Summary of Chapter V: A Morning Adventure
Caddy Jellyby suggests to Esther that they go for a walk before breakfast, since her mother sleeps late, and there is never any breakfast till later. Ada and Richard decide to go too. Caddy, who has a sharp tongue, complains about her mother to Esther, treating her as a friend. The Jellyby house is close to the Court of Chancery, and the young people run into the old lady they saw in court the day before.
She is so excited to see them, she insists they come to her room nearby for a visit. She is one of two lodgers who has rooms in the Krook Rag and Bottle Warehouse. This is an unusual shop in the shadow of Chancery Lane that deals in refuse. Krook, the somewhat mad proprietor, buys bones, scraps, old law books, anything that others throw away. His shop is a junk heap, and he seems never to sell anything.
There is also a notice posted by the second lodger, Nemo, a law copyist, who wants work. Krook greets them, a little cadaverous man, who looks at Ada’s beautiful hair, explaining he has three sacks of ladies’ hair below. Richard makes a move to protect her. Krook explains they call his shop Chancery and he has the nickname of Lord Chancellor because everything in his shop is “wasting away and going to rack and ruin” (p. 40).
When Krook finds out the young people are wards in Jarndyce, he is startled, mentioning all the names in the suit: Barbary, Clare, Dedlock. Then he tells the tragedy of Tom Jarndyce, who blew out his brains in a nearby tavern, for he was a suitor then, waiting, like the old woman, for a judgment. The young people are affected by this story and the shock of coming “into the inheritance of a protracted misery” (p. 41).
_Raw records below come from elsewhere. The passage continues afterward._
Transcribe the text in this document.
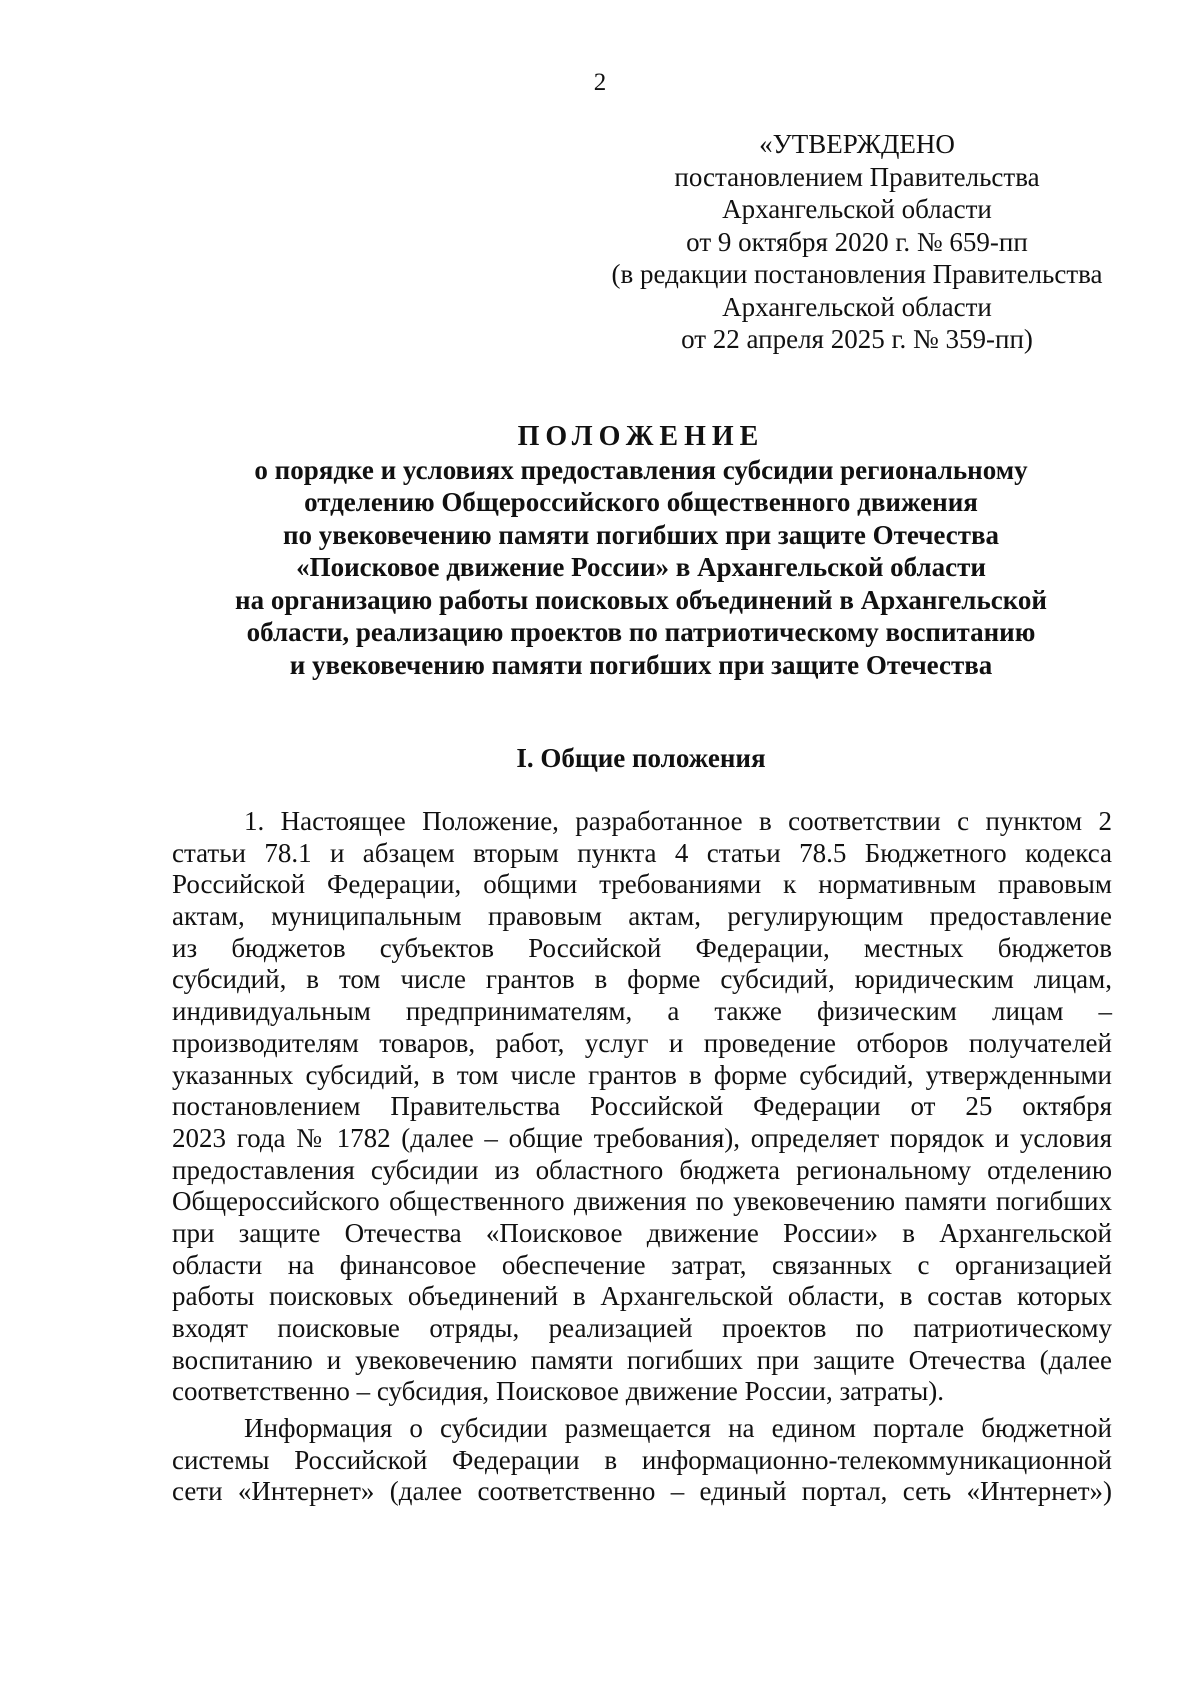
2
«УТВЕРЖДЕНО
постановлением Правительства
Архангельской области
от 9 октября 2020 г. № 659-пп
(в редакции постановления Правительства
Архангельской области
от 22 апреля 2025 г. № 359-пп)
ПОЛОЖЕНИЕ
о порядке и условиях предоставления субсидии региональному
отделению Общероссийского общественного движения
по увековечению памяти погибших при защите Отечества
«Поисковое движение России» в Архангельской области
на организацию работы поисковых объединений в Архангельской
области, реализацию проектов по патриотическому воспитанию
и увековечению памяти погибших при защите Отечества
I. Общие положения
1. Настоящее Положение, разработанное в соответствии с пунктом 2
статьи 78.1 и абзацем вторым пункта 4 статьи 78.5 Бюджетного кодекса
Российской Федерации, общими требованиями к нормативным правовым
актам, муниципальным правовым актам, регулирующим предоставление
из бюджетов субъектов Российской Федерации, местных бюджетов
субсидий, в том числе грантов в форме субсидий, юридическим лицам,
индивидуальным предпринимателям, а также физическим лицам –
производителям товаров, работ, услуг и проведение отборов получателей
указанных субсидий, в том числе грантов в форме субсидий, утвержденными
постановлением Правительства Российской Федерации от 25 октября
2023 года № 1782 (далее – общие требования), определяет порядок и условия
предоставления субсидии из областного бюджета региональному отделению
Общероссийского общественного движения по увековечению памяти погибших
при защите Отечества «Поисковое движение России» в Архангельской
области на финансовое обеспечение затрат, связанных с организацией
работы поисковых объединений в Архангельской области, в состав которых
входят поисковые отряды, реализацией проектов по патриотическому
воспитанию и увековечению памяти погибших при защите Отечества (далее
соответственно – субсидия, Поисковое движение России, затраты).
Информация о субсидии размещается на едином портале бюджетной
системы Российской Федерации в информационно-телекоммуникационной
сети «Интернет» (далее соответственно – единый портал, сеть «Интернет»)
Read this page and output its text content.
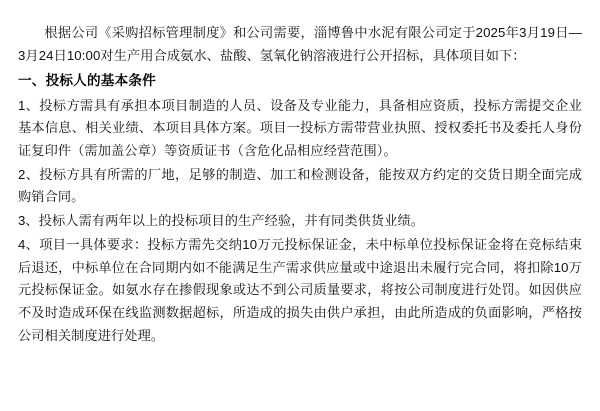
根据公司《采购招标管理制度》和公司需要，淄博鲁中水泥有限公司定于2025年3月19日—3月24日10:00对生产用合成氨水、盐酸、氢氧化钠溶液进行公开招标，具体项目如下：

一、投标人的基本条件

1、投标方需具有承担本项目制造的人员、设备及专业能力，具备相应资质，投标方需提交企业基本信息、相关业绩、本项目具体方案。项目一投标方需带营业执照、授权委托书及委托人身份证复印件（需加盖公章）等资质证书（含危化品相应经营范围）。

2、投标方具有所需的厂地，足够的制造、加工和检测设备，能按双方约定的交货日期全面完成购销合同。

3、投标人需有两年以上的投标项目的生产经验，并有同类供货业绩。

4、项目一具体要求：投标方需先交纳10万元投标保证金，未中标单位投标保证金将在竞标结束后退还，中标单位在合同期内如不能满足生产需求供应量或中途退出未履行完合同，将扣除10万元投标保证金。如氨水存在掺假现象或达不到公司质量要求，将按公司制度进行处罚。如因供应不及时造成环保在线监测数据超标，所造成的损失由供户承担，由此所造成的负面影响，严格按公司相关制度进行处理。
They go to the old woman’s room (Miss Flite) and see the bird cages full of birds that she has promised to let go when the judgment is given in the case, but already many birds have died and had to be replaced. The woman lives in poverty, so Richard quietly leaves some money for her. The old woman tells about the second lodger, saying the rumor is he has sold himself to the devil.
The young people cannot wait to get out of the evil shop, and Ada says she is “grieved that I should be the enemy” in the case to her cousin (p. 45). She realizes that everyone related to a Jarndyce is an enemy to every other for the inheritance. The young wards declare that Chancery shall never make them enemies. They eat breakfast and get into the carriage for the drive to their new life at Bleak House.
Commentary on Chapter V
This chapter introduces a key symbol, Krook’s Rag and Bottle Warehouse, a symbol for Chancery Court, with Krook as the Lord Chancellor. It makes the point of the grotesque ruin the court has made of the lives of suitors. Richard asks if the old bones in the corner are former suitors. He sees the court case as a game of chess. It was here that Tom Jarndyce hung out until he killed himself in despair. The old woman is obviously next in line, already mad. She says she will be found dead one day, like her birds in the cages. Krook looks at Ada’s hair covetously, like an old gnome in a fairytale. Interestingly enough, he mentions the name “Barbary” as one of the suitors, and we know that Esther’s aunt Barbary brought her up. The other notable detail is that the second lodger, the law copyist, Nemo, a man of about forty-five, will become very important in the story.
Krook’s name and character are a satire, like many of the lawyers’ names—Tangle, Guppy, Vholes, Tulkinghorn—on the legal profession. The Lord Chancellor is a crook and his court deals in refuse and death. Krook himself is cadaverous and smoke comes from his mouth “as if he were on fire within” (p. 39). This is a foreshadowing of Krook’s eventual fate.
The wards in Jarndyce have learned many bits and pieces before going to Bleak House. They see the evil of the court, and they already know their cousin and guardian, John Jarndyce, is a good man trying to save them from this inherited misery. It is a curious fact that there are so many stray orphans in the case that need to be gathered together in the shelter of Bleak House. Ada mentions that the court has made the family of Jarndyce into enemies, but John Jarndyce has a different plan.